Rutgers season ends after 71-55 loss to Virginia in second round of WNIT
The first 10 minutes of the Rutgers women’s basketball team’s matchup with Virginia in the second round of the WNIT appeared to be a flashback to the first round.
Just like the Scarlet Knight’s 57-55 win over Georgetown Thursday, the affair was back-and-forth from the jump, with the lead changing five times in the first quarter alone.
The Knights ended the opening 10 minutes with a 16-15 lead after a tear drop from junior guard Tyler Scaife with three seconds remaining in the period.
The rest of the game was a different story.
Virginia opened the floodgates with a 5-0 run in the first minute and a half of the second quarter to take a 20-16 lead and never looked back, ending Rutgers' season with a 71-55 win at the Rutgers Athletic Center Sunday.
Head coach C. Vivian Stringer wasn't happy following the game. She didn't hold back as she questioned the intensity with which her troops played what ended up being the last game of the season.
“For whatever reason, we were hurt in our minds, hurt in numbers and we played like we could care less. We should’ve just taken it as a forfeit,” the Hall of Fame coach said. “I think the best way to move on from this is to take it out of my mind.”
Stringer called her first timeout of the contest following the early run from the visitors, but it wasn’t enough to stop the Cavs. They continued their run after the stoppage in play, extending it to 11-0 to take the first double-digit lead of the night at 26-16 with 6:20 remaining in the first half.
Rutgers responded with a pair of quick buckets from Scaife and senior forward Kahleah Copper to temporarily stop the bleeding and reduce the deficit to 26-20, but Virginia outscored the Knights 6-5 the rest of the way to take a 32-25 lead into the break.
The Knights were down a point for every free throw they missed at the half, as they hit just 1 of 8 attempts from the line in the opening 20 minutes. Copper was the biggest culprit, going 1-for-7 from the charity strip in the first half and finishing the game 4-for-11.
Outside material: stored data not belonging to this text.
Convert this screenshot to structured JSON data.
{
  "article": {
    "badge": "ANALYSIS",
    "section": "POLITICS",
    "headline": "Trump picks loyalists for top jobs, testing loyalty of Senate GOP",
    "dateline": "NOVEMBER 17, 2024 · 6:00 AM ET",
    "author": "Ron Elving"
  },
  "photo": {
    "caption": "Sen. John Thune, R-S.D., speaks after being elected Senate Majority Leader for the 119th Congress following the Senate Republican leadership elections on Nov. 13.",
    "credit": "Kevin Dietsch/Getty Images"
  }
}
“I think it was all mental,” she said of her struggles from the line. “I started to think about it too much.”
The Cavs stormed out of the gate again in the third quarter, scoring 9 of the first 11 points in the half to take a 14 point lead three minutes into the second half.
Virginia would lead the rest of the way, inflating its advantage to as much as 22 points.
The contest was a mirror image of the meeting between the teams earlier in the season at the Paradise Jam. After a back-and-forth start to the game, Rutgers took a second quarter lead it never relinquished en route to a 60-48 win over Virginia in the U.S. Virgin Islands the day after Thanksgiving.
Back on Nov. 27, the Knights were aspiring to return to the NCAA Tournament for the second straight season. Four months later, their season ends with a blowout loss to the Cavs.
After leading the Knights with 22 points against Georgetown Thursday, senior center Rachel Hollivay was kept quiet by Virginia, mustering up just 7 points.
Virginia’s game plan worked on Hollivay, but it left a lot of space on the perimeter for the Knights. They didn’t take advantage, shooting 20 percent from beyond the arc.
“I thought they doubled down on her much quicker,” Stringer said. “The problem is that we were making a pass to the outside and we decided to go ahead and take jumpers, and we finished 3-for-15, instead of attacking and getting to the rim. It’s not what we wanted, but that’s what happened.”
Copper, who had 21 against the Hoyas, led the Knights with 17 points on the afternoon, but it wasn’t enough to clinch one more game in her illustrious career at Rutgers.
The Second Team All-Big Ten selection has a future in the WNBA to look forward to, but that doesn’t make her any less disappointed in how her career on the Banks came to a close.
“I hope I have the opportunity to continue to play,” she said of her future plans.
Copper won’t be around, but Stringer will, and the 21st year head coach is looking to make some changes next season.
“You will see a different culture (next year),” Stringer said. “You’ll see a lot of things different.”